If a member which is a corporation wishes to appoint a proxy to attend and vote at the meeting, Note 3 above shall be applicable.
- Where there are joint registered holders of any share(s), any one of such joint holders may attend and vote at the EGM or at any adjourned meeting thereof (as the case may be), either personally or by proxy, in respect of such share(s) as if he/she was solely entitled thereto, but if more than one of such joint holders are present at the EGM or at any adjourned meeting thereof (as the case may be), personally or by proxy, that one of the said persons so present whose name stands first on the register of members of the Company in respect of such share(s) shall alone be entitled to vote in respect thereof.

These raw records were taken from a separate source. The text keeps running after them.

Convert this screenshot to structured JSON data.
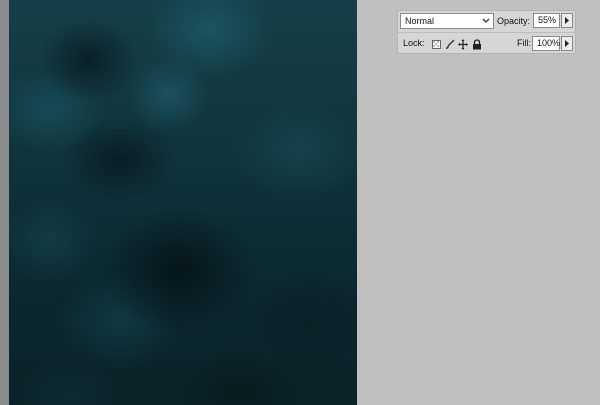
{
  "layers_panel": {
    "blend_mode": "Normal",
    "opacity_label": "Opacity:",
    "opacity_value": "55%",
    "lock_label": "Lock:",
    "fill_label": "Fill:",
    "fill_value": "100%",
    "lock_icons": [
      "lock-transparent-pixels-icon",
      "lock-image-pixels-icon",
      "lock-position-icon",
      "lock-all-icon"
    ]
  },
  "colors": {
    "workspace_bg": "#c0c0c0",
    "canvas_base": "#0e2f36",
    "panel_bg": "#d6d6d6"
  }
}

As at the date of this announcement, the Board comprises Mr. Qu Jiguang, Mr. Wang Xianjun and Mr. Su Xuejun as executive Directors, and Mr. Wang Yibing, Mr. Leung Chong Shun and Mr. Chow Kwok Wai as independent non-executive Directors.
The Directors jointly and severally accept full responsibility for the accuracy of the information contained in this announcement and confirm, having made all reasonable enquiries, that to the best of their knowledge, opinions expressed in this announcement have been arrived at after due and careful consideration and there are no other facts not contained in this announcement the omission of which would make any statements in this announcement misleading.